ロシアによるウクライナへの軍事侵攻が始まって3日で100日です。日本への避難民の数は5月末の段階で、1000人を超えました。

家族と離れ離れになることに葛藤を抱えながら、名古屋に避難した女性の姿を追いました。

5月29日、名古屋・栄で行われたロシアのウクライナ侵攻に対する抗議デモ。この地方に住むウクライナ人ら、およそ100人が伝統的な花の刺繍などが施された「ヴィシヴァンガ」と呼ばれる民族衣装を着て平和を訴えました。

抗議デモには、軍事侵攻を逃れ、ウクライナから避難してきた人たちも参加しました。


(ウクライナ避難民 マリアさん)
「避難できたのはうれしいけど家族に会いたい。戦争が終わったらすぐにでも、また一緒に暮らしたいです」


ウクライナ東部の都市・クラマトルスク出身のマリアさん(21)。名古屋市内に住む叔母のマリーナさんを頼って5月、避難してきました。


5月12日、およそ3年ぶりの再会…

しかし、マリアさんは日本へ避難するにあたり、葛藤があったといいます。

(ウクライナ避難民 マリアさん)
「ウクライナとは全く別の世界にいるみたい。同じ世界とは思えないわ」

ことし4月、マリアさんの故郷・クラマトルスクの駅が爆撃を受け、子どもを含む50人以上が死亡。マリアさんは、すでに家族と一緒にウクライナの西側に避難していたため、無事でした。

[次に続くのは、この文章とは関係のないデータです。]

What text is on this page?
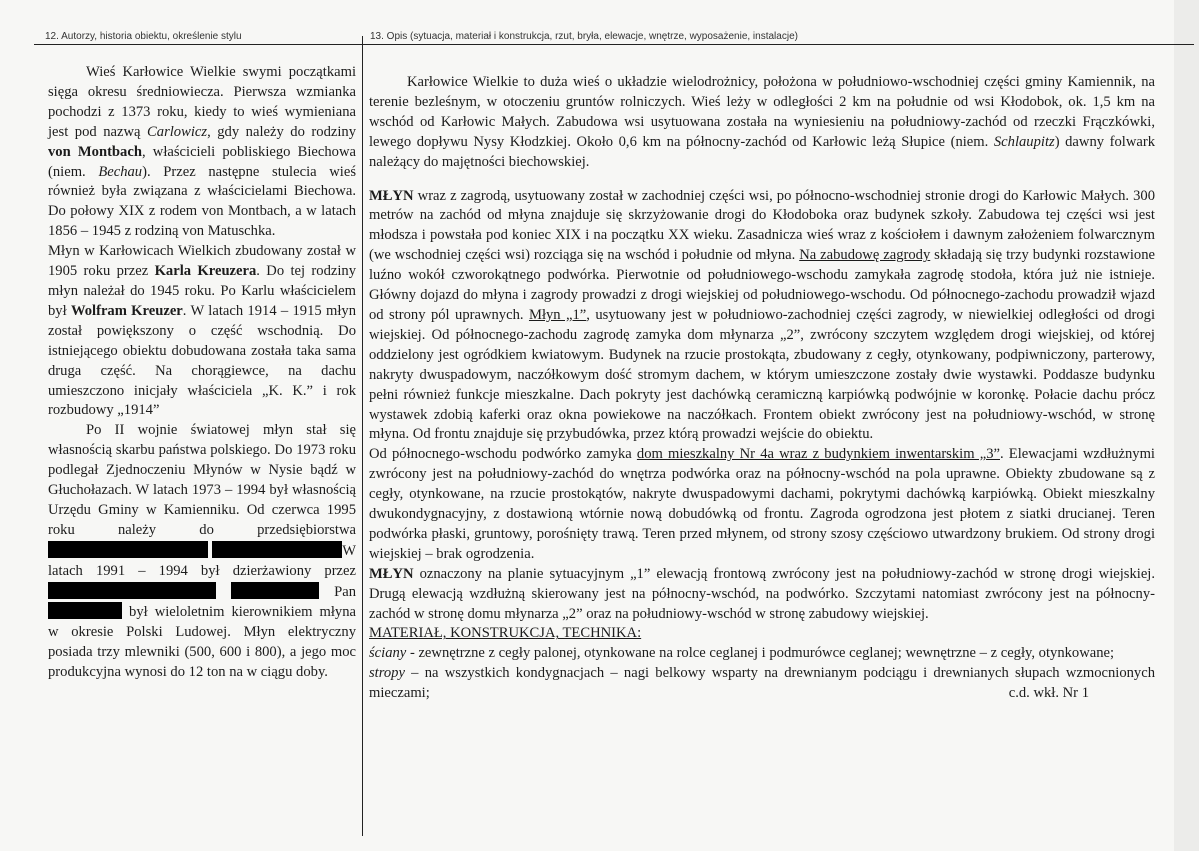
12. Autorzy, historia obiektu, określenie stylu	13. Opis (sytuacja, materiał i konstrukcja, rzut, bryła, elewacje, wnętrze, wyposażenie, instalacje)

Wieś Karłowice Wielkie swymi początkami sięga okresu średniowiecza. Pierwsza wzmianka pochodzi z 1373 roku, kiedy to wieś wymieniana jest pod nazwą Carlowicz, gdy należy do rodziny von Montbach, właścicieli pobliskiego Biechowa (niem. Bechau). Przez następne stulecia wieś również była związana z właścicielami Biechowa. Do połowy XIX z rodem von Montbach, a w latach 1856 – 1945 z rodziną von Matuschka.

Młyn w Karłowicach Wielkich zbudowany został w 1905 roku przez Karla Kreuzera. Do tej rodziny młyn należał do 1945 roku. Po Karlu właścicielem był Wolfram Kreuzer. W latach 1914 – 1915 młyn został powiększony o część wschodnią. Do istniejącego obiektu dobudowana została taka sama druga część. Na chorągiewce, na dachu umieszczono inicjały właściciela „K. K.” i rok rozbudowy „1914”

Po II wojnie światowej młyn stał się własnością skarbu państwa polskiego. Do 1973 roku podlegał Zjednoczeniu Młynów w Nysie bądź w Głuchołazach. W latach 1973 – 1994 był własnością Urzędu Gminy w Kamienniku. Od czerwca 1995 roku należy do przedsiębiorstwa  W latach 1991 – 1994 był dzierżawiony przez   Pan  był wieloletnim kierownikiem młyna w okresie Polski Ludowej. Młyn elektryczny posiada trzy mlewniki (500, 600 i 800), a jego moc produkcyjna wynosi do 12 ton na w ciągu doby.

Karłowice Wielkie to duża wieś o układzie wielodrożnicy, położona w południowo-wschodniej części gminy Kamiennik, na terenie bezleśnym, w otoczeniu gruntów rolniczych. Wieś leży w odległości 2 km na południe od wsi Kłodobok, ok. 1,5 km na wschód od Karłowic Małych. Zabudowa wsi usytuowana została na wyniesieniu na południowy-zachód od rzeczki Frączkówki, lewego dopływu Nysy Kłodzkiej. Około 0,6 km na północny-zachód od Karłowic leżą Słupice (niem. Schlaupitz) dawny folwark należący do majętności biechowskiej.

MŁYN wraz z zagrodą, usytuowany został w zachodniej części wsi, po północno-wschodniej stronie drogi do Karłowic Małych. 300 metrów na zachód od młyna znajduje się skrzyżowanie drogi do Kłodoboka oraz budynek szkoły. Zabudowa tej części wsi jest młodsza i powstała pod koniec XIX i na początku XX wieku. Zasadnicza wieś wraz z kościołem i dawnym założeniem folwarcznym (we wschodniej części wsi) rozciąga się na wschód i południe od młyna. Na zabudowę zagrody składają się trzy budynki rozstawione luźno wokół czworokątnego podwórka. Pierwotnie od południowego-wschodu zamykała zagrodę stodoła, która już nie istnieje. Główny dojazd do młyna i zagrody prowadzi z drogi wiejskiej od południowego-wschodu. Od północnego-zachodu prowadził wjazd od strony pól uprawnych. Młyn „1”, usytuowany jest w południowo-zachodniej części zagrody, w niewielkiej odległości od drogi wiejskiej. Od północnego-zachodu zagrodę zamyka dom młynarza „2”, zwrócony szczytem względem drogi wiejskiej, od której oddzielony jest ogródkiem kwiatowym. Budynek na rzucie prostokąta, zbudowany z cegły, otynkowany, podpiwniczony, parterowy, nakryty dwuspadowym, naczółkowym dość stromym dachem, w którym umieszczone zostały dwie wystawki. Poddasze budynku pełni również funkcje mieszkalne. Dach pokryty jest dachówką ceramiczną karpiówką podwójnie w koronkę. Połacie dachu prócz wystawek zdobią kaferki oraz okna powiekowe na naczółkach. Frontem obiekt zwrócony jest na południowy-wschód, w stronę młyna. Od frontu znajduje się przybudówka, przez którą prowadzi wejście do obiektu.

Od północnego-wschodu podwórko zamyka dom mieszkalny Nr 4a wraz z budynkiem inwentarskim „3”. Elewacjami wzdłużnymi zwrócony jest na południowy-zachód do wnętrza podwórka oraz na północny-wschód na pola uprawne. Obiekty zbudowane są z cegły, otynkowane, na rzucie prostokątów, nakryte dwuspadowymi dachami, pokrytymi dachówką karpiówką. Obiekt mieszkalny dwukondygnacyjny, z dostawioną wtórnie nową dobudówką od frontu. Zagroda ogrodzona jest płotem z siatki drucianej. Teren podwórka płaski, gruntowy, porośnięty trawą. Teren przed młynem, od strony szosy częściowo utwardzony brukiem. Od strony drogi wiejskiej – brak ogrodzenia.

MŁYN oznaczony na planie sytuacyjnym „1” elewacją frontową zwrócony jest na południowy-zachód w stronę drogi wiejskiej. Drugą elewacją wzdłużną skierowany jest na północny-wschód, na podwórko. Szczytami natomiast zwrócony jest na północny-zachód w stronę domu młynarza „2” oraz na południowy-wschód w stronę zabudowy wiejskiej.

MATERIAŁ, KONSTRUKCJA, TECHNIKA:

ściany - zewnętrzne z cegły palonej, otynkowane na rolce ceglanej i podmurówce ceglanej; wewnętrzne – z cegły, otynkowane;

stropy – na wszystkich kondygnacjach – nagi belkowy wsparty na drewnianym podciągu i drewnianych słupach wzmocnionych mieczami;	c.d. wkł. Nr 1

その後、マリアさんの母親はポーランドに避難し、マリアさんも日本に避難。しかし、父親と兄は今もウクライナに残っています。



(ウクライナ避難民 マリアさん)
「家族がバラバラになってしまったので、とても心配。でも私たちの力では、どうすることもできないのが一番つらい」

家族と離れたくないと、当初は日本に避難することを拒んでいたというマリアさん。それでも、日本に来るよう説得したのは、マリアさんのことを、実の子どものように思う叔母のマリーナさんでした。



(叔母のマリーナさん)
「ウクライナにいて仕事もできない。住むところもない。勉強もできない。何もできない。人生を止めないように。人生を止めるのはもったいない」

3日、名古屋市内で開かれた、ウクライナからの避難民を対象にした日本語教室。そこには、日本語の習得に懸命なマリアさんの姿がありました。


(ウクライナからの避難民 マリアさん)
「日本語を覚えて早く仕事をしたり、日本人の友人をつくったりしたいわ。日本に来ることには迷いもあったけど、今は一刻も早く戦争が終わることを願って、自分ができることをやっていきたい」


人生を止めない。マリアさんの歩みはきょうも名古屋で重ねられています。